An anonymous person, most likely an employee, called the OIG with concerns about delays in care for a patient with kidney cancer. The patient had a CT scan in 2011 and was found to have a golf ball-sized mass on his kidney. He was referred to urology but it wasn’t until about a year later that he underwent surgery for the mass and was found to have kidney cancer. Apparently, the patient refused further work-up, but we’re not told if his providers truly had an informed decision with him about the risks of ignoring a cancerous finding. However, even the Chief of Staff admitted that once the patient decided on surgery, the wait for the Urology team to respond was too long.

In any case, the veteran underwent a definitive surgical procedure in fall 2012 in which his kidney and the accompanying cancer was removed. Here’s where the follow-up stopped. It’s very important to periodically scan these patients for recurrence or spread of their cancer. If these findings are detected earlier rather than later, treatment is much more effective and may lead to cure.

Multiple providers ignored the cancer findings. The patient was seen in urology but never given a future appointment; primary care saw him six times without mentioning any cancer surveillance as did home care — the latter made 73 visits to the patient’s home.
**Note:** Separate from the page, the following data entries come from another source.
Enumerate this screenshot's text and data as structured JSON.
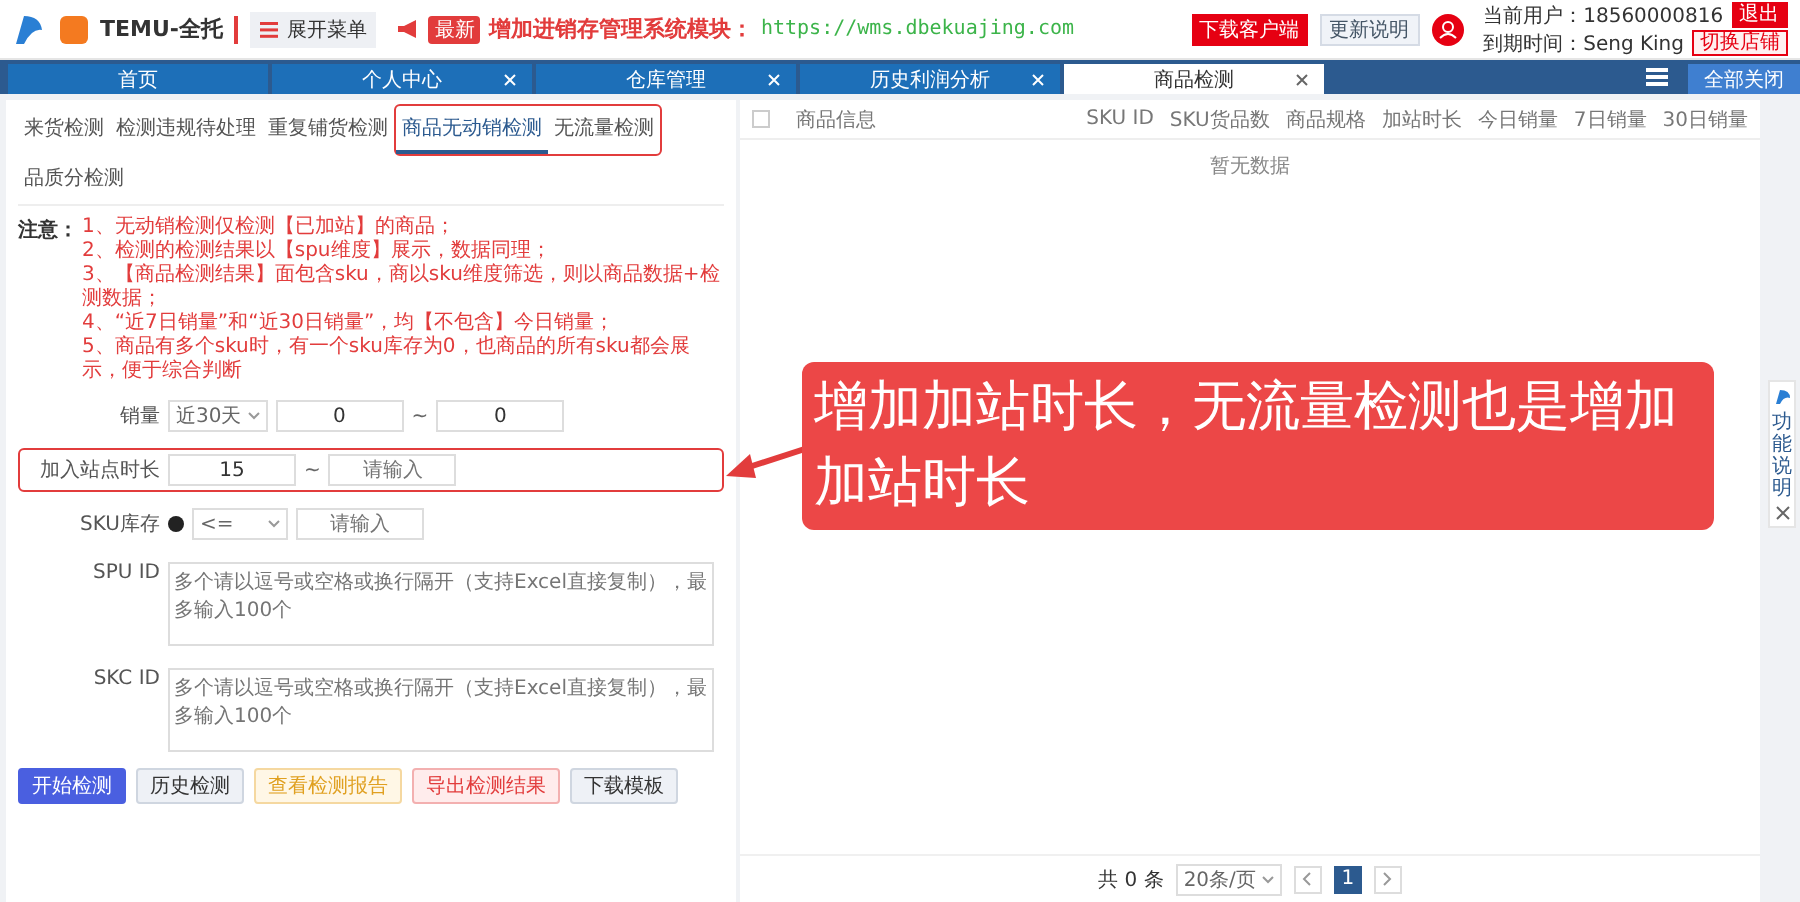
{
  "header": {
    "brand": "TEMU-全托",
    "menu_button": "展开菜单",
    "notice_badge": "最新",
    "notice": "增加进销存管理系统模块：",
    "notice_link": "https://wms.dbekuajing.com",
    "download_button": "下载客户端",
    "update_button": "更新说明",
    "user_label": "当前用户：18560000816",
    "logout": "退出",
    "expiry_label": "到期时间：Seng King",
    "switch_button": "切换店铺"
  },
  "tabs": [
    {
      "label": "首页",
      "closable": false,
      "selected": false
    },
    {
      "label": "个人中心",
      "closable": true,
      "selected": false
    },
    {
      "label": "仓库管理",
      "closable": true,
      "selected": false
    },
    {
      "label": "历史利润分析",
      "closable": true,
      "selected": false
    },
    {
      "label": "商品检测",
      "closable": true,
      "selected": true
    }
  ],
  "close_all": "全部关闭",
  "subtabs": [
    {
      "label": "来货检测",
      "selected": false,
      "highlighted": false
    },
    {
      "label": "检测违规待处理",
      "selected": false,
      "highlighted": false
    },
    {
      "label": "重复铺货检测",
      "selected": false,
      "highlighted": false
    },
    {
      "label": "商品无动销检测",
      "selected": true,
      "highlighted": true
    },
    {
      "label": "无流量检测",
      "selected": false,
      "highlighted": true
    },
    {
      "label": "品质分检测",
      "selected": false,
      "highlighted": false
    }
  ],
  "notes": {
    "title": "注意：",
    "items": [
      "1、无动销检测仅检测【已加站】的商品；",
      "2、检测的检测结果以【spu维度】展示，数据同理；",
      "3、【商品检测结果】面包含sku，商以sku维度筛选，则以商品数据+检测数据；",
      "4、“近7日销量”和“近30日销量”，均【不包含】今日销量；",
      "5、商品有多个sku时，有一个sku库存为0，也商品的所有sku都会展示，便于综合判断"
    ]
  },
  "form": [
    {
      "kind": "range",
      "label": "销量",
      "select": "近30天",
      "from": "0",
      "separator": "~",
      "to": "0",
      "highlighted": false
    },
    {
      "kind": "range",
      "label": "加入站点时长",
      "from": "15",
      "separator": "~",
      "to_placeholder": "请输入",
      "highlighted": true
    },
    {
      "kind": "compare",
      "label": "SKU库存",
      "select": "<=",
      "to_placeholder": "请输入",
      "highlighted": false
    },
    {
      "kind": "textarea",
      "label": "SPU ID",
      "placeholder": "多个请以逗号或空格或换行隔开（支持Excel直接复制），最多输入100个",
      "highlighted": false
    },
    {
      "kind": "textarea",
      "label": "SKC ID",
      "placeholder": "多个请以逗号或空格或换行隔开（支持Excel直接复制），最多输入100个",
      "highlighted": false
    }
  ],
  "actions": [
    {
      "label": "开始检测",
      "kind": "primary"
    },
    {
      "label": "历史检测",
      "kind": "plain"
    },
    {
      "label": "查看检测报告",
      "kind": "warning"
    },
    {
      "label": "导出检测结果",
      "kind": "danger"
    },
    {
      "label": "下载模板",
      "kind": "default"
    }
  ],
  "table": {
    "select_all_checked": false,
    "columns": [
      "商品信息",
      "SKU ID",
      "SKU货品数",
      "商品规格",
      "加站时长",
      "今日销量",
      "7日销量",
      "30日销量"
    ],
    "empty": "暂无数据"
  },
  "pagination": {
    "total": "共 0 条",
    "page_size": "20条/页",
    "pages": [
      {
        "label": "1",
        "selected": true
      }
    ]
  },
  "callout": "增加加站时长，无流量检测也是增加加站时长",
  "side_help": {
    "label": "功能说明"
  }
}
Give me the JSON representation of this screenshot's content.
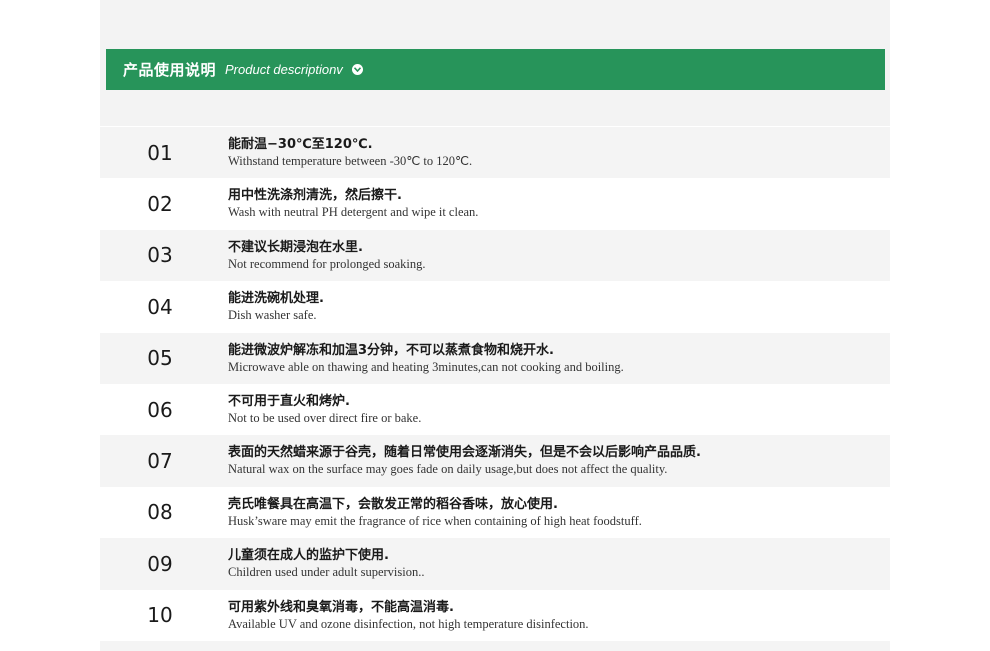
{
  "header": {
    "title_cn": "产品使用说明",
    "title_en": "Product descriptionv",
    "icon": "chevron-down-circle-icon",
    "background_color": "#27945a"
  },
  "items": [
    {
      "number": "01",
      "cn": "能耐温−30℃至120℃.",
      "en": "Withstand temperature between -30℃ to 120℃."
    },
    {
      "number": "02",
      "cn": "用中性洗涤剂清洗，然后擦干.",
      "en": "Wash with neutral PH detergent and wipe it clean."
    },
    {
      "number": "03",
      "cn": "不建议长期浸泡在水里.",
      "en": "Not recommend for prolonged soaking."
    },
    {
      "number": "04",
      "cn": "能进洗碗机处理.",
      "en": "Dish washer safe."
    },
    {
      "number": "05",
      "cn": "能进微波炉解冻和加温3分钟，不可以蒸煮食物和烧开水.",
      "en": "Microwave able on thawing and heating 3minutes,can not cooking and boiling."
    },
    {
      "number": "06",
      "cn": "不可用于直火和烤炉.",
      "en": "Not to be used over direct fire or bake."
    },
    {
      "number": "07",
      "cn": "表面的天然蜡来源于谷壳，随着日常使用会逐渐消失，但是不会以后影响产品品质.",
      "en": "Natural wax on the surface may goes fade on daily usage,but does not affect the quality."
    },
    {
      "number": "08",
      "cn": "壳氏唯餐具在高温下，会散发正常的稻谷香味，放心使用.",
      "en": "Husk’sware may emit the fragrance of rice when containing of high heat foodstuff."
    },
    {
      "number": "09",
      "cn": "儿童须在成人的监护下使用.",
      "en": "Children used under adult supervision.."
    },
    {
      "number": "10",
      "cn": "可用紫外线和臭氧消毒，不能高温消毒.",
      "en": "Available UV and ozone disinfection, not high temperature disinfection."
    }
  ]
}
And he was admitted three times without anyone realizing he needed follow-up scans.

In 2016, a surveillance MRI showed the cancer had spread and was no longer operable. The patient started on chemotherapy and radiation therapy but died a year later.

The VA has a system of notifying patients when harm has occurred. This is authorized by the Director of the facility and known as institutional disclosure. The Director is responsible to have someone contact the patient, give them their rights and responsibilities — including the right to file a lawsuit — and tell them that a medical error occurred.

Institutional disclosures are typically done for major instances of harm such as the surgeon leaving an instrument in the patient after an operation, the general medicine doctor giving a wrong dose of a potent medication, or in this case, not performing cancer surveillance.

Local VAs report the number of institutional disclosures to their supervisors at the Veterans Health Administration (VHA). Unfortunately, at some VAs this has become a paper exercise of box checking in the guise of appearing forthright. All sorts of trivial incidents are reported to keep the numbers up, while big things go unmentioned.

Sadly, it took until 2018 for their medical center leadership to decide that an institutional disclosure should be made to this patient. Would the Director have disclosed their tragic error had not the OIG investigated? We’d like to think so.